Grass family (Poaceae)
Description: This perennial grass is about 2-3' tall and unbranched. Each culm is green, slender, glabrous, and round in cross-section. The leaf blades are up to 8" long and 1/3" across; they are green, bluish green, or greyish blue, linear in shape, hairless, and rather flat. The sheath of each leaf is open and hairless; it has a tendency to split open into a deep-V shape, sometimes all the way to the node. The node at the base of each sheath is reddish or purplish and hairless.
The culm terminates in a panicle of one-flowered spikelets. This panicle is up to 10" long and half as much across; when fully open, it is broader at the base than at the top and rather airy in appearance. The pedicels of the spikelets are reddish or purplish and very slender. Each spikelet is 2-3 mm. in length; it consists of 2 glumes about 2-3 mm. long and a single fertile lemma about 1.5-2 mm. long. The glumes are keeled and lanceolate in shape; there are often small hairs or bristles along the edge of their keels, although this is difficult to see. While the flowers are blooming, the spikelets are light metallic red or light metallic purple; shortly afterwards, they become light grey and rather dull. The blooming period usually occurs from late spring to mid-summer for about 2 weeks. Upon maturity, the spikelets disarticulate above the glumes. The root system is fibrous and produces rhizomes or low stolons; Redtop is a sod-forming grass that forms dense vegetative colonies.
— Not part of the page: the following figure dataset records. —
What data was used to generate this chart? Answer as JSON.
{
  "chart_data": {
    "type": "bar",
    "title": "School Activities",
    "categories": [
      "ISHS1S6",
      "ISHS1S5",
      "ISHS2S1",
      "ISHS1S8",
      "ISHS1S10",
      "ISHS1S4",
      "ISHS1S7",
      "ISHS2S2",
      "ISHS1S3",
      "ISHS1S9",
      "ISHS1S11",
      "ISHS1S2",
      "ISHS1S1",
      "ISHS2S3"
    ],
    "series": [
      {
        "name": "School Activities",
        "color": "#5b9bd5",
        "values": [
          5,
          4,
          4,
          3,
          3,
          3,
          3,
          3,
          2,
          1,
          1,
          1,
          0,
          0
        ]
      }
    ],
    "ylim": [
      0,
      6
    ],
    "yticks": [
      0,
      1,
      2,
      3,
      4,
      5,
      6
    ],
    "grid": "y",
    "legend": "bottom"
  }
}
It also readily reseeds itself.
Cultivation: The preference is full sun, moist to mesic conditions, and a loam or clay-loam soil. This grass adapts well to worn-out soil in agricultural fields.
Range & Habitat: Redtop is a common grass that can be found in every county of Illinois (see Distribution Map). It has a circumpolar distribution, occurring as a native grass in both North America and Eurasia. In Illinois, both native and introduced strains of this grass exist, although they are nearly impossible to distinguish from each other. Habitats include degraded prairies (especially clay prairies), moist meadows near streams, and fields. This grass is still used in agriculture as a source of forage (particularly for horses); it is often grown in SE Illinois for this purpose. Redtop is occasionally used in prairie restorations in southern Illinois, even though it probably isn't native to this area of the state. This grass prefers disturbed areas.
Faunal Associations: The wind-pollinated flowers attract few insects. The caterpillars of several skippers feed on the foliage of Redtop, including Amblyscirtes vialis (Common Roadside Skipper), Hesperia leonardus (Leonard's Skipper), Hylephila phyleus (Fiery Skipper), and the introduced Thymelicus lineola (European Skipper). The caterpillars of the moth Leucania pseudargyria (False Wainscot) feed on Agrostis spp. (Bentgrasses). The seeds are eaten by the Field Sparrow to a limited extent, while the Cottontail Rabbit occasionally browses on the foliage. Redtop is quite palatable to livestock.
Photographic Location: A moist grassy area along a drainage ditch in Champaign, Illinois.
Comments: Redtop is an attractive grass during its short period of bloom, otherwise it is rather ordinary looking. In areas where it is grown as an agricultural crop, it can become a significant source of hayfever during the early summer. Redtop can be distinguished from other Agrostis spp. (Bentgrasses) by its colorful inflorescence during the blooming period and the width of its leaf blades (up to 1/3" across). Other Bentgrasses have an inflorescence that is green or grey during the blooming period and their leaf blades are more narrow. Some spikelets of Redtop are located near the rachis (central stalk) of the inflorescence; the spikelets of other Bentgrasses are often more remote from the rachis. In general, Bentgrasses can be distinguished from other grasses by their tiny one-flowered spikelets and their keeled persistent glumes, which lack conspicuous tufts of hair. Redtop is often referred to as Agrostis alba, although this scientific name is considered obsolete by Mohlenbrock (1972/2002).